I was fast running out of patience so I finally blurted, "you know, you're delaying your own care!  You're the only patient in the department and  could have seen the doctor 10 minutes ago....and already had an xray by now!  Let's just have the Reader's Digest version for now, okay?"

Her husband burst out laughing; "Guess she told you!  You always talk too much!  Just answer the questions!".  Little did I know that he was a windbag as well.

We eventually shipped her off to xray.  The husband chose to stand in front of our desk and give us a 15 minute commercial for their over-fifty community where they reside.  The golf, the hospitals, the restaurants; the types and prices of every house available, and on and on and on and on.  I eventually excused myself and went out to the desk where I called New Cathy, just so she wouldn't have to talk to him anymore. 

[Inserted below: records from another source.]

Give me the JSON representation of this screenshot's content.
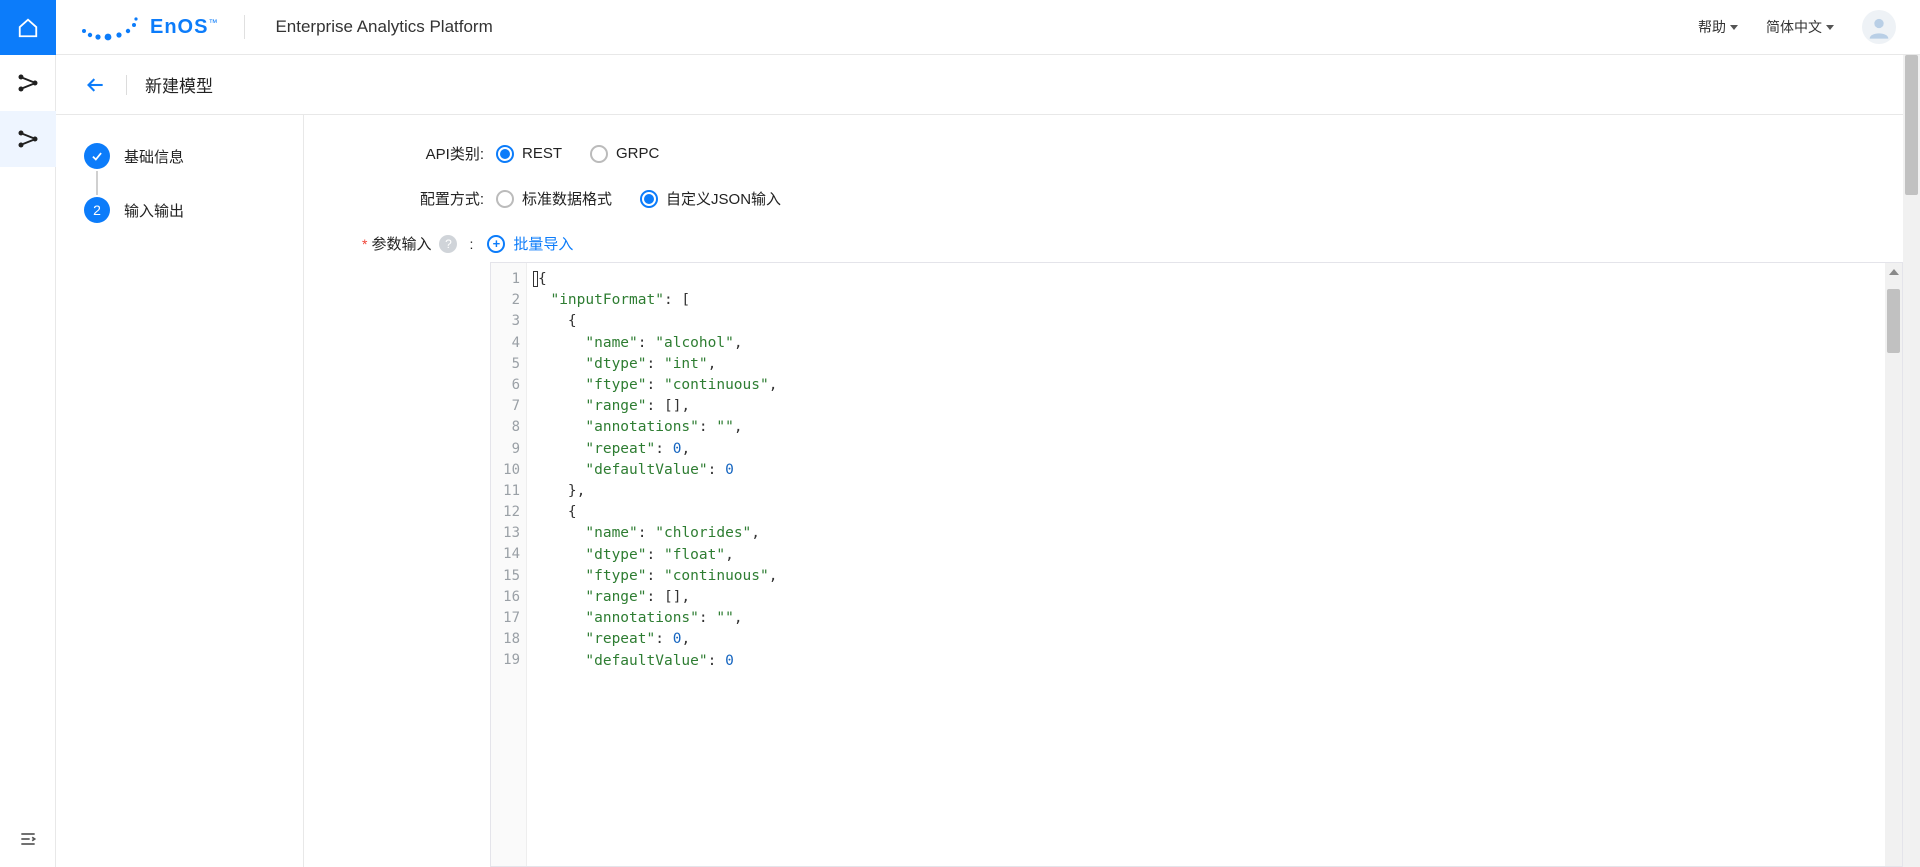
{
  "header": {
    "product_title": "Enterprise Analytics Platform",
    "help_label": "帮助",
    "lang_label": "简体中文",
    "brand_wordmark": "EnOS",
    "brand_tm": "™"
  },
  "subheader": {
    "title": "新建模型"
  },
  "steps": [
    {
      "label": "基础信息",
      "state": "done"
    },
    {
      "label": "输入输出",
      "state": "current",
      "number": "2"
    }
  ],
  "form": {
    "api_category_label": "API类别:",
    "api_options": [
      {
        "value": "REST",
        "checked": true
      },
      {
        "value": "GRPC",
        "checked": false
      }
    ],
    "config_mode_label": "配置方式:",
    "config_options": [
      {
        "value": "标准数据格式",
        "checked": false
      },
      {
        "value": "自定义JSON输入",
        "checked": true
      }
    ],
    "param_input_label": "参数输入",
    "colon": ":",
    "help_badge": "?",
    "batch_import_label": "批量导入"
  },
  "editor": {
    "line_count": 19,
    "tokens": [
      [
        {
          "t": "cursor"
        },
        {
          "t": "punc",
          "v": "{"
        }
      ],
      [
        {
          "t": "indent",
          "n": 1
        },
        {
          "t": "key",
          "v": "\"inputFormat\""
        },
        {
          "t": "punc",
          "v": ": ["
        }
      ],
      [
        {
          "t": "indent",
          "n": 2
        },
        {
          "t": "punc",
          "v": "{"
        }
      ],
      [
        {
          "t": "indent",
          "n": 3
        },
        {
          "t": "key",
          "v": "\"name\""
        },
        {
          "t": "punc",
          "v": ": "
        },
        {
          "t": "str",
          "v": "\"alcohol\""
        },
        {
          "t": "punc",
          "v": ","
        }
      ],
      [
        {
          "t": "indent",
          "n": 3
        },
        {
          "t": "key",
          "v": "\"dtype\""
        },
        {
          "t": "punc",
          "v": ": "
        },
        {
          "t": "str",
          "v": "\"int\""
        },
        {
          "t": "punc",
          "v": ","
        }
      ],
      [
        {
          "t": "indent",
          "n": 3
        },
        {
          "t": "key",
          "v": "\"ftype\""
        },
        {
          "t": "punc",
          "v": ": "
        },
        {
          "t": "str",
          "v": "\"continuous\""
        },
        {
          "t": "punc",
          "v": ","
        }
      ],
      [
        {
          "t": "indent",
          "n": 3
        },
        {
          "t": "key",
          "v": "\"range\""
        },
        {
          "t": "punc",
          "v": ": [],"
        }
      ],
      [
        {
          "t": "indent",
          "n": 3
        },
        {
          "t": "key",
          "v": "\"annotations\""
        },
        {
          "t": "punc",
          "v": ": "
        },
        {
          "t": "str",
          "v": "\"\""
        },
        {
          "t": "punc",
          "v": ","
        }
      ],
      [
        {
          "t": "indent",
          "n": 3
        },
        {
          "t": "key",
          "v": "\"repeat\""
        },
        {
          "t": "punc",
          "v": ": "
        },
        {
          "t": "num",
          "v": "0"
        },
        {
          "t": "punc",
          "v": ","
        }
      ],
      [
        {
          "t": "indent",
          "n": 3
        },
        {
          "t": "key",
          "v": "\"defaultValue\""
        },
        {
          "t": "punc",
          "v": ": "
        },
        {
          "t": "num",
          "v": "0"
        }
      ],
      [
        {
          "t": "indent",
          "n": 2
        },
        {
          "t": "punc",
          "v": "},"
        }
      ],
      [
        {
          "t": "indent",
          "n": 2
        },
        {
          "t": "punc",
          "v": "{"
        }
      ],
      [
        {
          "t": "indent",
          "n": 3
        },
        {
          "t": "key",
          "v": "\"name\""
        },
        {
          "t": "punc",
          "v": ": "
        },
        {
          "t": "str",
          "v": "\"chlorides\""
        },
        {
          "t": "punc",
          "v": ","
        }
      ],
      [
        {
          "t": "indent",
          "n": 3
        },
        {
          "t": "key",
          "v": "\"dtype\""
        },
        {
          "t": "punc",
          "v": ": "
        },
        {
          "t": "str",
          "v": "\"float\""
        },
        {
          "t": "punc",
          "v": ","
        }
      ],
      [
        {
          "t": "indent",
          "n": 3
        },
        {
          "t": "key",
          "v": "\"ftype\""
        },
        {
          "t": "punc",
          "v": ": "
        },
        {
          "t": "str",
          "v": "\"continuous\""
        },
        {
          "t": "punc",
          "v": ","
        }
      ],
      [
        {
          "t": "indent",
          "n": 3
        },
        {
          "t": "key",
          "v": "\"range\""
        },
        {
          "t": "punc",
          "v": ": [],"
        }
      ],
      [
        {
          "t": "indent",
          "n": 3
        },
        {
          "t": "key",
          "v": "\"annotations\""
        },
        {
          "t": "punc",
          "v": ": "
        },
        {
          "t": "str",
          "v": "\"\""
        },
        {
          "t": "punc",
          "v": ","
        }
      ],
      [
        {
          "t": "indent",
          "n": 3
        },
        {
          "t": "key",
          "v": "\"repeat\""
        },
        {
          "t": "punc",
          "v": ": "
        },
        {
          "t": "num",
          "v": "0"
        },
        {
          "t": "punc",
          "v": ","
        }
      ],
      [
        {
          "t": "indent",
          "n": 3
        },
        {
          "t": "key",
          "v": "\"defaultValue\""
        },
        {
          "t": "punc",
          "v": ": "
        },
        {
          "t": "num",
          "v": "0"
        }
      ]
    ]
  }
}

The wife was given a knee immobilizer, crutches and a prescription for Vicodin for her knee sprain.  The Vicodin because she only brought exactly enough of her own Vicodin to last exactly the number of days she expected to stay in town.  Oh goody.

At 6:00 PM I went in to fit the knee immobilizer, assess her crutch walking technique and give her discharge instructions, a task that should take no more than, oh, ten minutes being generous.  Even for a completely uncoordinated yutz.  I said to New Cathy, "It's six o'clock; I'll bet I won't be done with this discharge until 6:45 PM.  At the earliest".

It was exactly 6:40 PM when I shut the door of her minivan, two hours from start to finish.  She would have been in and out in less than an hour from start to finish if she would have just SHUT UP.  Thank you.